Years later, after Jamaican music had evolved from ska to rock steady to reggae, Leslie Kong saw dollar signs in reconstructions of past Wailers sessions for the overseas markets and announced that he was going to repackage the trove of the Wailers' rock-steady meanderings. But Kong made what turned out to be a fatal error when he titled the substandard collection The Best of the Wailers. Bunny got wind of the scheme and cornered him in his record shop.

"Don' do it, mon," he said to Kong. "It cannot be de best of de Wailers, 'cause our best is yet ta come. When yuh seh dat de best of someone has done, den dat person is already dead or soon dyin', so we don' wan' dat."

Kong protested, and Bunny cut him off, seething, "If yuh do dis t'ing I prophesize dat it is yuh who will die."

The altercation had drawn a good-sized crowd, and Kong, feeling his ghetto reputation among the sufferahs was at stake, called Bunny's bluff and hollered that the deed was done, the album was already at the pressing plant.

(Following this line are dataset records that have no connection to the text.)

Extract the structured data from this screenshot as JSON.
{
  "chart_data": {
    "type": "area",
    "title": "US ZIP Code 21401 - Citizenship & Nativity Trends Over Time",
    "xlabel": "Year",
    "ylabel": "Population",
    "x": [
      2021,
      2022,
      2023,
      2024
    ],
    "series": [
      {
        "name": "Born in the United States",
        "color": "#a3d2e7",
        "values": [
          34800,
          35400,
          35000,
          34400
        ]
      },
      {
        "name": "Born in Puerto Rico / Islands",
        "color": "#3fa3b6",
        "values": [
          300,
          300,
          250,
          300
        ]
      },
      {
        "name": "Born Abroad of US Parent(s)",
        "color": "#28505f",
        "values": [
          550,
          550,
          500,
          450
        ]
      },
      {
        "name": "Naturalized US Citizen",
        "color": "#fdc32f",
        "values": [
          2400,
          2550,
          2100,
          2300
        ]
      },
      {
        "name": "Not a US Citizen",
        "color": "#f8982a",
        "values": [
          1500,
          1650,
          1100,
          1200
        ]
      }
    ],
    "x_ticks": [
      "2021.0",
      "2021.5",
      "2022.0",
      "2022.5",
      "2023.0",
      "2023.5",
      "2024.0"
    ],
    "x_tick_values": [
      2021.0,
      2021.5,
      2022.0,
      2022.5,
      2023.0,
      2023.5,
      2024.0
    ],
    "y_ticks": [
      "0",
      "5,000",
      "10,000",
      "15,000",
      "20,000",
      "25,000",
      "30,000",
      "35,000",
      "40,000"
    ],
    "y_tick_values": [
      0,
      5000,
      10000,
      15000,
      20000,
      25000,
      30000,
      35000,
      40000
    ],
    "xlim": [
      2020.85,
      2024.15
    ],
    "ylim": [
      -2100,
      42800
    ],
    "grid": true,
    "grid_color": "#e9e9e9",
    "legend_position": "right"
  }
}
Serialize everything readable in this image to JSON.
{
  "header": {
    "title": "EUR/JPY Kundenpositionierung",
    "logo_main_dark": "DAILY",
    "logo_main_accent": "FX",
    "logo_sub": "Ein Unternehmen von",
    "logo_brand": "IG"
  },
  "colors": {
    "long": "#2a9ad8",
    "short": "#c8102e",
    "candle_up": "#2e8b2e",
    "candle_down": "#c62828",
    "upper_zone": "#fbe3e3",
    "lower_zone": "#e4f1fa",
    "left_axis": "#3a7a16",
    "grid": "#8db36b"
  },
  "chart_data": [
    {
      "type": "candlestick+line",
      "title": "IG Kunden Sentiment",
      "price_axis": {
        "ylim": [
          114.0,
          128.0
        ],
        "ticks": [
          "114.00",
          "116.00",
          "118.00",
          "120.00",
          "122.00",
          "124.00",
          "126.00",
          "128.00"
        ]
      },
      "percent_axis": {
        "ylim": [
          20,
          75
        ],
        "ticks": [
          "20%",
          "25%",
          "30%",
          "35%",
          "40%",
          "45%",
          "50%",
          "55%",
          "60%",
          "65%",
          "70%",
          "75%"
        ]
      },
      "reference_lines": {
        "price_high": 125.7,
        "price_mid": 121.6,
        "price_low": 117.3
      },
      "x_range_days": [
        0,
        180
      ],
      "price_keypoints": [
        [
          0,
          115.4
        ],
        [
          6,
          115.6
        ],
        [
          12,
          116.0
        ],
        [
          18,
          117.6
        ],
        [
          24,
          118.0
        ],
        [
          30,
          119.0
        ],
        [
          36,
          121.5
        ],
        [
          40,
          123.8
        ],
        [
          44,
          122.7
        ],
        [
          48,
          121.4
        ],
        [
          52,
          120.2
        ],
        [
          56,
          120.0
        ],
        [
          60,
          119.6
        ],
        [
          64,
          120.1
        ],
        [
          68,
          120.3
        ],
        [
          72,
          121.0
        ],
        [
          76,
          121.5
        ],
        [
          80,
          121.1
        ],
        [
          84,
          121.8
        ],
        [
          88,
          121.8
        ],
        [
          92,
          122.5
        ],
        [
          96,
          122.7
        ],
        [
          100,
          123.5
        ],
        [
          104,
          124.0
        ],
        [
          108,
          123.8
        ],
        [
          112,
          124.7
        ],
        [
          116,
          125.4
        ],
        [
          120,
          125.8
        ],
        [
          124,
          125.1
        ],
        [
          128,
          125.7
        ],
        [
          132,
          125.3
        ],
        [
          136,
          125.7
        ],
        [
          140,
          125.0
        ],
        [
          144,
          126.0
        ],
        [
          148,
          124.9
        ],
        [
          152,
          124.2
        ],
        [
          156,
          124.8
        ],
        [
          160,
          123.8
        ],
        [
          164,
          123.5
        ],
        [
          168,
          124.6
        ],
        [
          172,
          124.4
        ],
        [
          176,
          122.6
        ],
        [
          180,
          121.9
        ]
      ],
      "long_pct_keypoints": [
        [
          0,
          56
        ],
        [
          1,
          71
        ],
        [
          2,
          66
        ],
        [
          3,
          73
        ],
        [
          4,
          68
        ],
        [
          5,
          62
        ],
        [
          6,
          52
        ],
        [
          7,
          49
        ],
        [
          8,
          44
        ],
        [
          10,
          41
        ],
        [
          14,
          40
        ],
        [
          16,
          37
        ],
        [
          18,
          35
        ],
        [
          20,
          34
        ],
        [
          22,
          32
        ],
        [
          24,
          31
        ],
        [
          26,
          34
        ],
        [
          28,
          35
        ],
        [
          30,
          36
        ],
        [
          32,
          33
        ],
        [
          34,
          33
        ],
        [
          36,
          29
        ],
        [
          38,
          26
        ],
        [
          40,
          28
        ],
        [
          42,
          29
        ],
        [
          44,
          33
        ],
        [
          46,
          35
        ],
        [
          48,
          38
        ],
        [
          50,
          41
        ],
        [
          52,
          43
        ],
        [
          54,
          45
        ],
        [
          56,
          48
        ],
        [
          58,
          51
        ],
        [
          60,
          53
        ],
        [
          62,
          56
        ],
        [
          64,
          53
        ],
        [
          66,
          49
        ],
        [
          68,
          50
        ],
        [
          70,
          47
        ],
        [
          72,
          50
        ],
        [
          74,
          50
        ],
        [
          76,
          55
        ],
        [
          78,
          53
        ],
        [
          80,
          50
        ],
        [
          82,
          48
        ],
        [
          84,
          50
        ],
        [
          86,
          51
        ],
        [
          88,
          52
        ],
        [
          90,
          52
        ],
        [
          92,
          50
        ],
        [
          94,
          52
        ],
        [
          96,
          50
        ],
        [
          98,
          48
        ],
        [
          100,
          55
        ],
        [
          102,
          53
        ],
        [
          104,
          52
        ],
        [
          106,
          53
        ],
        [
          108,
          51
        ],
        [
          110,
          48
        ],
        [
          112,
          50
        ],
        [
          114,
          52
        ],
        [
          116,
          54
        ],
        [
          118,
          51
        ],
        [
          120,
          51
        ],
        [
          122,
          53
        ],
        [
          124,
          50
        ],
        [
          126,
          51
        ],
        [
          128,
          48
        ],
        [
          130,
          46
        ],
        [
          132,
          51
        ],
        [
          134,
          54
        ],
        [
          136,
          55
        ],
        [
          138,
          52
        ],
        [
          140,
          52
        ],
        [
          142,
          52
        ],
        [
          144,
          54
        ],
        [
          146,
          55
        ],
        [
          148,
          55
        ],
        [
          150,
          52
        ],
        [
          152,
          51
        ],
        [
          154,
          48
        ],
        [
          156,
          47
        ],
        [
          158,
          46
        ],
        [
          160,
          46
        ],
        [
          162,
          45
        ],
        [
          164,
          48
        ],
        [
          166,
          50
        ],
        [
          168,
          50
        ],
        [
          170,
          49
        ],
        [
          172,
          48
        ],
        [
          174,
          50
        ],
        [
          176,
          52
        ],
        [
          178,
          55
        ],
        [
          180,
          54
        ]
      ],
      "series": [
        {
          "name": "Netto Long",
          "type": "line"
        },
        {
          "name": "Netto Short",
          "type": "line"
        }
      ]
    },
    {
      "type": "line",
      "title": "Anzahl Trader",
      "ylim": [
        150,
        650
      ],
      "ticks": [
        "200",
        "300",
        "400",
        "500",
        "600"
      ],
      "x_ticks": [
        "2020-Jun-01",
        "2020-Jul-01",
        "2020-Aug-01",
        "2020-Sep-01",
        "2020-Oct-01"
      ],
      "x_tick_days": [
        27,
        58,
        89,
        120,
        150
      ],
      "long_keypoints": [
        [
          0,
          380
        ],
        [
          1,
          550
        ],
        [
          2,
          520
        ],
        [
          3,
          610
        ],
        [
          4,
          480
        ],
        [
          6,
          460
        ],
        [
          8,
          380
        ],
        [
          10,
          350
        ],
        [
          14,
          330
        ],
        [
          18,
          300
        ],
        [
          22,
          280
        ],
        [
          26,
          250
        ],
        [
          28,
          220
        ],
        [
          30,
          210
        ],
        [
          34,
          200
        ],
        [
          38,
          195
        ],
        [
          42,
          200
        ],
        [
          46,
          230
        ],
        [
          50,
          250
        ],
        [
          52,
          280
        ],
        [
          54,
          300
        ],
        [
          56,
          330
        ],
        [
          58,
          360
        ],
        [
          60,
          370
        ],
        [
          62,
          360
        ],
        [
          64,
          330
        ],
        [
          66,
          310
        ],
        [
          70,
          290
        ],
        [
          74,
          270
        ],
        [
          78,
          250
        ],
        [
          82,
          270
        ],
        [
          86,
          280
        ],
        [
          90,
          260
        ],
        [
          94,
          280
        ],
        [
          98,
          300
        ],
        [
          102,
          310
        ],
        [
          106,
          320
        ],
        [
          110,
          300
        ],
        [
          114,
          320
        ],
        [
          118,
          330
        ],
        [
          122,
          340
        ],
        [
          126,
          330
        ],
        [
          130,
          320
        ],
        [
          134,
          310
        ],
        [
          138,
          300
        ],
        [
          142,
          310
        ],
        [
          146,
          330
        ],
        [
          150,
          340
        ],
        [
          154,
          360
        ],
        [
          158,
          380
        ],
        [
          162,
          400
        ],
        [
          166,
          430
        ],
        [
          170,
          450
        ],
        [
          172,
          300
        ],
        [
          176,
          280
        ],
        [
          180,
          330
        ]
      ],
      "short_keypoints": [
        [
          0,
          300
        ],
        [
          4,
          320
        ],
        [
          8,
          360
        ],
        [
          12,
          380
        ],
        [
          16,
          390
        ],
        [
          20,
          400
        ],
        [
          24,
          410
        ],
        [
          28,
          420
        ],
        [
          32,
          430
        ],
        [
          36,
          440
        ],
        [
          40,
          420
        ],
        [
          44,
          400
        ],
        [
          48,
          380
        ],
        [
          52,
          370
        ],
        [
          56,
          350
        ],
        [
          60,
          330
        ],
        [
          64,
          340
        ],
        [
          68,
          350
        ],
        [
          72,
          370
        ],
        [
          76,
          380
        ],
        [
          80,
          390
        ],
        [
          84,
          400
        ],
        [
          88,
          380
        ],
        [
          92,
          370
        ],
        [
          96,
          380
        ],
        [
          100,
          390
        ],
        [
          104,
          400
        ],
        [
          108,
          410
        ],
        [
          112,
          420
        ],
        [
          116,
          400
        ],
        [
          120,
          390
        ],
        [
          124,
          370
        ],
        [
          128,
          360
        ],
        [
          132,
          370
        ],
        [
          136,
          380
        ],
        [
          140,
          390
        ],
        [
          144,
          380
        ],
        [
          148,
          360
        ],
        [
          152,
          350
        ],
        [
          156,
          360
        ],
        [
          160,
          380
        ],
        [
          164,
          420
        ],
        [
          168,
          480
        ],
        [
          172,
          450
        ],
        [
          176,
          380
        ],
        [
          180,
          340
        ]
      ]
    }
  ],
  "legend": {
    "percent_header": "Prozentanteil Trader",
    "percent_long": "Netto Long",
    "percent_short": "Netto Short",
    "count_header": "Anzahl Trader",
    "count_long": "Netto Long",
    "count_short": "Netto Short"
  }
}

Kong's brothers thought it was bad business, recalling the dire prediction Bob Marley had made years earlier when Kong refused to pay him the money he owed him for his fledgling solo sessions. What had been the gist of Marley's prophecy? the Kongs fretted. Wasn't it something about Leslie one day working with Bob again, but never enjoying the considerable profits the producer would reap from the project?

Several weeks after The Best of the Wailers was pressed, packaged, and burning up the marketplace, Kong's accountant popped into Beverley's record shop to inform Leslie, that based on the latest bookkeepign figures, the conniving Chinese-Jamaican was now officially a millionaire. Later that same day, Kong went home early complaining that he didn't feel well. Within hours he was dead at thirty-eight of a sudden heart attack. The coroner was puzzled by the case; Kong had no history of heart trouble. The young producer's untimely demise made no medical sense.